Her voice had risen. She looked indeed as if she burned coldly, her whiteness livid. And suddenly, she glanced toward the wide hearth, partly lifted up one hand. And there were flames on the stones, not flowers, shooting upward to send a crash of light into the chimney, and limn her pallor (and that of the silver serpent), as if with blood.

He felt the scorch of the fire on his body, then—it cooled. Flowers scattered the hearth; the only light came down from the hanging lamps.

“And since you can never kill me, Rehger, and since apparently I’ll spare you, what next?”

“In Var-Zakoris and Dorthar,” he said, “the chance of this city is a cause for debate. They would like someone to go back, and tell them.”

“A paid agent. As your father was.”

“Did you divine that also from his coin?”

“In other ways. I had no time to tell you all I learned. But you have met with your father.”

“It was the meeting with him which put me on the road to Ashnesee.”

“My regrets you could,” she said, “get nothing more from it.”

Aztira turned. She went to the wall, to where a tree of pale ruddy leaves was painted on the plaster. She touched one of its branches, and a faint murmur passed through the wall, along the floor. In seconds, a figure came in at the hall’s other doorway. Rehger had seen a goddess of the city, now he saw one of its slaves.

She was a dark woman, umber-skinned and small, clothed in a linen smock, her hair bound closely to her head. She bowed from the hips, drooping down like a thirsty plant.

Aztira said, “Here is the lord I told you of. Take him to the prepared chamber, and serve him as you were instructed.”

Her tones were distant. It was not the address of mistress to slave, but of a sleepwalker to a phantom. Though chattels, the servers of Ashnesee were not, then, considered to be actual. They were only specks of a commanding brain.

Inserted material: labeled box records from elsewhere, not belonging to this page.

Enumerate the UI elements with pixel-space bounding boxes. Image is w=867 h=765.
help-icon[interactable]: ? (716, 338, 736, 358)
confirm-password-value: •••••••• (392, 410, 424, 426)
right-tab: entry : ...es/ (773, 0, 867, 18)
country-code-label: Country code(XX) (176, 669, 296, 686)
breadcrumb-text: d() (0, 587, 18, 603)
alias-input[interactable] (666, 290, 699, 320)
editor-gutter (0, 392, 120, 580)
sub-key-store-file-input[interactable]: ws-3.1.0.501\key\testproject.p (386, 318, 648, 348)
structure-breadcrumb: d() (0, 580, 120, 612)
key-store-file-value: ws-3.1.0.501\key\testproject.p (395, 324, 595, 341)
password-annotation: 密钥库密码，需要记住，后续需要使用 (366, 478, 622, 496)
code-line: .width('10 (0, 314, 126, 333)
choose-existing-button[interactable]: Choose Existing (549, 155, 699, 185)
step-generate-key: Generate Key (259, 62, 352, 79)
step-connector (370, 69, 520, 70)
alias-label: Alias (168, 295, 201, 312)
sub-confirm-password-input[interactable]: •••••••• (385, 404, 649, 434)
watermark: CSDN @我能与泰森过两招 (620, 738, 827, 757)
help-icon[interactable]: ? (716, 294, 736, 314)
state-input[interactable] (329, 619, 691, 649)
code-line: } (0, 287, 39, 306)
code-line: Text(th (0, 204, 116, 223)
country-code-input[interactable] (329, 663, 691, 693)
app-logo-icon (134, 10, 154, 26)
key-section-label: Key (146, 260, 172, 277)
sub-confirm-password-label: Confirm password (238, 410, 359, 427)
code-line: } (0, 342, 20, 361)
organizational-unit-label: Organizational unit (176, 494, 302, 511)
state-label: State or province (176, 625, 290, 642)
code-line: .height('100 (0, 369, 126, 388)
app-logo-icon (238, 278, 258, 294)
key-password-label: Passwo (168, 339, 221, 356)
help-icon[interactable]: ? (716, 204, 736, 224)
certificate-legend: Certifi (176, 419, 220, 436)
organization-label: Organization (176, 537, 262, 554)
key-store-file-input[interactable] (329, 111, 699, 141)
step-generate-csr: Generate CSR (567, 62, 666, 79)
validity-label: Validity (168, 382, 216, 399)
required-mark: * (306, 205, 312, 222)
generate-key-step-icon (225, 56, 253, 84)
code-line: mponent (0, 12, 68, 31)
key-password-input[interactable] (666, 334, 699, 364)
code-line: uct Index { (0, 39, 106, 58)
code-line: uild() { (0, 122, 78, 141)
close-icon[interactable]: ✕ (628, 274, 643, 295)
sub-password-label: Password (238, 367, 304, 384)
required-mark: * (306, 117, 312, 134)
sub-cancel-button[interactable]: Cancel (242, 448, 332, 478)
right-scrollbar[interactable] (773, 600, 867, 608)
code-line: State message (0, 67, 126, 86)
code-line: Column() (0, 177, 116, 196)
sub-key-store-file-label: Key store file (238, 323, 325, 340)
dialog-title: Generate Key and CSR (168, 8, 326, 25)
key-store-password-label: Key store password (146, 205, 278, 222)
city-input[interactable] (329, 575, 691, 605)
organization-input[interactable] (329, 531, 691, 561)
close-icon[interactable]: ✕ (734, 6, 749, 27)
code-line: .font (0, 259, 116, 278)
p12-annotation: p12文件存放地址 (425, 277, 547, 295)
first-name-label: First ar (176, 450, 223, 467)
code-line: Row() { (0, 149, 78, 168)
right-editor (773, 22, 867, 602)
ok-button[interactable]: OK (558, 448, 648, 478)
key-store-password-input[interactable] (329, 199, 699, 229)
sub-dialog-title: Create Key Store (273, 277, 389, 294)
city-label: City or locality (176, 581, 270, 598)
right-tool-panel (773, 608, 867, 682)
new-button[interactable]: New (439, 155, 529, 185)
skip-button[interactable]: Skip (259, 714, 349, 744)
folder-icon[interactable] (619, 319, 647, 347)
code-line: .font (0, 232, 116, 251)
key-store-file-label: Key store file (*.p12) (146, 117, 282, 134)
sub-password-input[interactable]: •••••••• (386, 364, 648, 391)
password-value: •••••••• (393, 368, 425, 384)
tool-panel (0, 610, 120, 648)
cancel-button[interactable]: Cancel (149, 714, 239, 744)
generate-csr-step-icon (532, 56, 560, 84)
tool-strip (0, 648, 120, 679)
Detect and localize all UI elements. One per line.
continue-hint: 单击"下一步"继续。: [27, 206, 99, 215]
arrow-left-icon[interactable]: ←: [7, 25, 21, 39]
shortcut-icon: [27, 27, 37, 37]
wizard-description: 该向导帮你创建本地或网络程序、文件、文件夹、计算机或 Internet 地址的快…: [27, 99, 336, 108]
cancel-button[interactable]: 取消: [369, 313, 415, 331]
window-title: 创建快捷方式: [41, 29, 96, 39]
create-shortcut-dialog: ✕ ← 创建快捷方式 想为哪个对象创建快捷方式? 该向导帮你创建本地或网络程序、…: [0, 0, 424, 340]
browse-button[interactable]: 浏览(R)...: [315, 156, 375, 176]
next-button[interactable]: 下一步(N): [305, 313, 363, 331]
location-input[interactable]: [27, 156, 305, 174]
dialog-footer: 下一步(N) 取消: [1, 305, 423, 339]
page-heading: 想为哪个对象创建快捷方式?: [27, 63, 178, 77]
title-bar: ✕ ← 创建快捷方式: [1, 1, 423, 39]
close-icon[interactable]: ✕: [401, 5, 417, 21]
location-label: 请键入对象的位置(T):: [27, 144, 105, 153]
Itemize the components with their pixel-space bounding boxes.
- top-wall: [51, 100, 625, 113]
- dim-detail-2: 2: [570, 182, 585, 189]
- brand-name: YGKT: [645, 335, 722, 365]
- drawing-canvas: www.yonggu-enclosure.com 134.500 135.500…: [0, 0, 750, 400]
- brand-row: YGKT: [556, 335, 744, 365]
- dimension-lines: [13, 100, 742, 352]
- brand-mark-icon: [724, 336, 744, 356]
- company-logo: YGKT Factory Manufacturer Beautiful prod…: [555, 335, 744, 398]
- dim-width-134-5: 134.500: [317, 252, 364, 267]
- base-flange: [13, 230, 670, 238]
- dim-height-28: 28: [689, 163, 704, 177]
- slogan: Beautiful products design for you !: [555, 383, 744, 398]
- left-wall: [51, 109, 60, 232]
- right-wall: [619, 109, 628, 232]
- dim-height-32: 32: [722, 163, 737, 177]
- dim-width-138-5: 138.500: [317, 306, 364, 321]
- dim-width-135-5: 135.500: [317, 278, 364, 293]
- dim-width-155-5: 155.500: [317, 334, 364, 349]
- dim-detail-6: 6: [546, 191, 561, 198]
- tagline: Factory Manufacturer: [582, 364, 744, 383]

The Amanackire said to Rehger, as if in another language, “Go with her. You will not be uncomfortable. Tomorrow you may depart by the same hidden route. The two men who brought you, one or other of them will come here at first light. Be ready. You have seen the City of the West has substance. Perhaps they will reward you for the discovery, in Var-Zakoris. Or say you lie. Or in returning you may be forfeited to the jungles. Understand, it was your bond with me, Rehger, that drew you here, against all odds. Not my outcry, or any magic. Your fantasy was of finding me alive and of killing me, knowing that if I had lived, to kill me would be impossible. You undertook this sullen quest because there was nothing else for you to do.”